Tuesday, March 06, 2007

problems, problems, and the meaning of a ph.d.

today i thought about two distinct problems: one in the morning and one in the afternoon.

the morning problem fated as well as i expected, sadly. it is part of a larger problem and the work we've done dates back several years. but we haven't been able to make much progress on it in the last year and a half.

the afternoon problem is newer, and pertains to the latest stage of my thesis work.

i had an idea or two from before the UM spring break, but when i tried them, they didn't work. now i have to be clever, and think of another idea to try.

i hate having to be clever, because too often i'm not, which is strange to hear out of context. for instance, when i say that in front of my family or friends from school, they'll look at me strangely.

i suppose it shows a difference of opinion.

i think that for many people, a ph.d. is something dandy which smart people get .. somehow or other.

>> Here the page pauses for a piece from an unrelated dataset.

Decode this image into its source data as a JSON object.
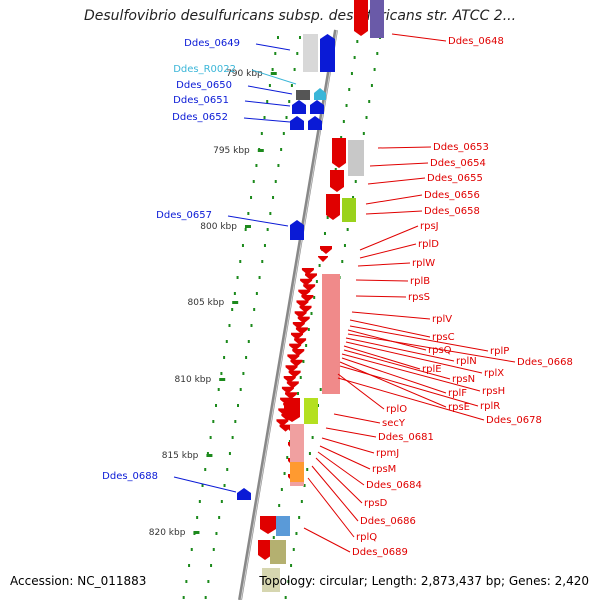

for me, a ph.d. means someone either truly loves what they are studying, or are insatiably curious in that direction of study. cleverness or intelligence probably helps, but neither motivates .. and without motivation, there would be no point to search or study.



anyway, both failures combined for a dismal afternoon, but that was short-lived.

marie and saara had the good taste to have planned a little party, and that made pleasant fun for the evening: nothing like a little food, wine, and light conversation to clear the cobwebs, so to speak.